Post-op, I was loopy but convinced I was absolutely fine. One time, I remember arguing in between giggle fits with my husband in the parking lot, convinced I was fine to drive us home (I’m fine. Of course I’m fine. FINE! I’m fine.). I sooo wasn’t fine. And he drove.
Another time, we had gotten home and I went to bed but had a call from a 4-Star General talking to me about an interview. I had been trying to get him forever and this was a coup. I had a long, completely coherent conversation with him, hung up, and flopped back on the bed asleep. Later, i couldn’t remember anything we discussed.
THE END GAME
At some point along the way, we had to face the reality and I needed to categorise and separate the emotions with the outcome. I had to think logically. Talking to my husband I said “What is our final goal here? At the end of this long journey, what is the brass ring?We want to be parents, right?

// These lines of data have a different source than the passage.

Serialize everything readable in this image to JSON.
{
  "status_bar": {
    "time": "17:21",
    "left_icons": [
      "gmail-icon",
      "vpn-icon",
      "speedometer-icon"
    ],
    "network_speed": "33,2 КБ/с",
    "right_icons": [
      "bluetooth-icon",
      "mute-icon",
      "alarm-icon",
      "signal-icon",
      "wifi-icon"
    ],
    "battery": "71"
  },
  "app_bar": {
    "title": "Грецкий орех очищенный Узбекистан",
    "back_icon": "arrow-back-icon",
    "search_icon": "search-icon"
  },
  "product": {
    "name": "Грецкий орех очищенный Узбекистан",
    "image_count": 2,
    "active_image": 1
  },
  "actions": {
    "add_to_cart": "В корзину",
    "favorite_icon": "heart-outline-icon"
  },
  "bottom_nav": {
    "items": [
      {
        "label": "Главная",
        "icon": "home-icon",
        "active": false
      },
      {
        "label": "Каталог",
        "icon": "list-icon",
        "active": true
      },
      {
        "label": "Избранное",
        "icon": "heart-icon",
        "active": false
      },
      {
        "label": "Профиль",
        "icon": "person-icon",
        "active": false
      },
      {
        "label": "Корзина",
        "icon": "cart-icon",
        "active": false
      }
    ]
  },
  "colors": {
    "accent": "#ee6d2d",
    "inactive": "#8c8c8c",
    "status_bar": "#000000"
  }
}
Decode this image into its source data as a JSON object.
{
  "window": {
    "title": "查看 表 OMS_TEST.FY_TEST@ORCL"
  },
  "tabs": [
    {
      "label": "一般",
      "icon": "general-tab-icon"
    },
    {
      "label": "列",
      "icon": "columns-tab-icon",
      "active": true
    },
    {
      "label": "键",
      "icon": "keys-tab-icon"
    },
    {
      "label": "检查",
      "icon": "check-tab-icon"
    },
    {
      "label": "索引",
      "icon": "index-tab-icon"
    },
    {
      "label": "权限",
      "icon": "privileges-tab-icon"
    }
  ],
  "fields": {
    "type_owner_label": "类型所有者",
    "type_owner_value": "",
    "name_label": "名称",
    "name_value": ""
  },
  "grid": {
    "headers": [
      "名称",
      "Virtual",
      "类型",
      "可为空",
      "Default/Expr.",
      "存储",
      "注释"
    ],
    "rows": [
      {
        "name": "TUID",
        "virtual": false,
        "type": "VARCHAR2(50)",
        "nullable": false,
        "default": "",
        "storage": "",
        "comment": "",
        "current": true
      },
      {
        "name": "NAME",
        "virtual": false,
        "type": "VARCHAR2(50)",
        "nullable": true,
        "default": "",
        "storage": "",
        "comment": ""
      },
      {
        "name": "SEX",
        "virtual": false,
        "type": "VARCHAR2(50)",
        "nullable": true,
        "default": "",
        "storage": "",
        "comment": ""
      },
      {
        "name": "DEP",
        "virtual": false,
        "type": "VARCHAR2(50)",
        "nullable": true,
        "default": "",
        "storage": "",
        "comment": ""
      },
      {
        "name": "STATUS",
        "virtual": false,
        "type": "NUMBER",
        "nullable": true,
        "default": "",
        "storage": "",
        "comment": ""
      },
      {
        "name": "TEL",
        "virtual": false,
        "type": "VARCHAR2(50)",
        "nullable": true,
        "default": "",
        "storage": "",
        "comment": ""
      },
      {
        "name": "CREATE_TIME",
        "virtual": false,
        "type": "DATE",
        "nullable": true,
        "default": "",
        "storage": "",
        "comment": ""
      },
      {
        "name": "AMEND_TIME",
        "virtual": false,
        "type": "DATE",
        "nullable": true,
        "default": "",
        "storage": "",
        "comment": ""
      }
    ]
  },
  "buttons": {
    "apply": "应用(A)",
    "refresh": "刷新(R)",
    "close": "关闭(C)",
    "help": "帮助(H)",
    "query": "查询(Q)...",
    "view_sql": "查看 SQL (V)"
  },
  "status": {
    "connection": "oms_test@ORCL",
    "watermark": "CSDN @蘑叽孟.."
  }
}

We want to be parents of one or more children and raise them in a loving family.” With that as our end goal, I then worked backwards as to how to get there. And looking at it that way, there were many options.
Yes, there were biological urges to be able to have a baby that genetically came from both of us, but if that avenue was exhausted there were others we could try. There was egg donation; surrogate mothers to carry the embryos; we could pursue adoption. But initially, we absolutely wanted to try for our own child.
By the fourth attempt (5th try, after that disastrous first one which I don’t count), we’d been at it for nearly 18 months. I was reaching my breaking point. I remember thinking, “This is it. I’m not sure I can carry on.” I felt like a bloated pin cushion and the months of trying were wearing on me. There’s only so much rejection one can take.
Whether it was the yams or the praying, or both, something worked. In the past, I’d had a few false positives only to be told the pregnancy numbers weren’t high enough and I would miscarry in the next week or so. This time my numbers were triple what they should be. I was very pregnant.
After all that effort, focus, time, energy, money, and stress, with just one short phone call from the doctor’s office, the news can be heartbreaking in sadness or heart bursting with happiness. I will never, ever forget that day and the tears of joy that completely caught me off guard. We went on to try another 4 times after our little girl arrived, but it wasn’t meant to be. Remember, I promised not to ask for anything else. While in South Africa, I nearly died with complications at 18 weeks pregnant. That was long ago now, and we’ve got a typical teen – eye rolling, heavy sighs, attitude – who just this morning asked me to help quiz her on her Latin exam. She has no idea what her parents went through to bring her into the world. Kids these days, right?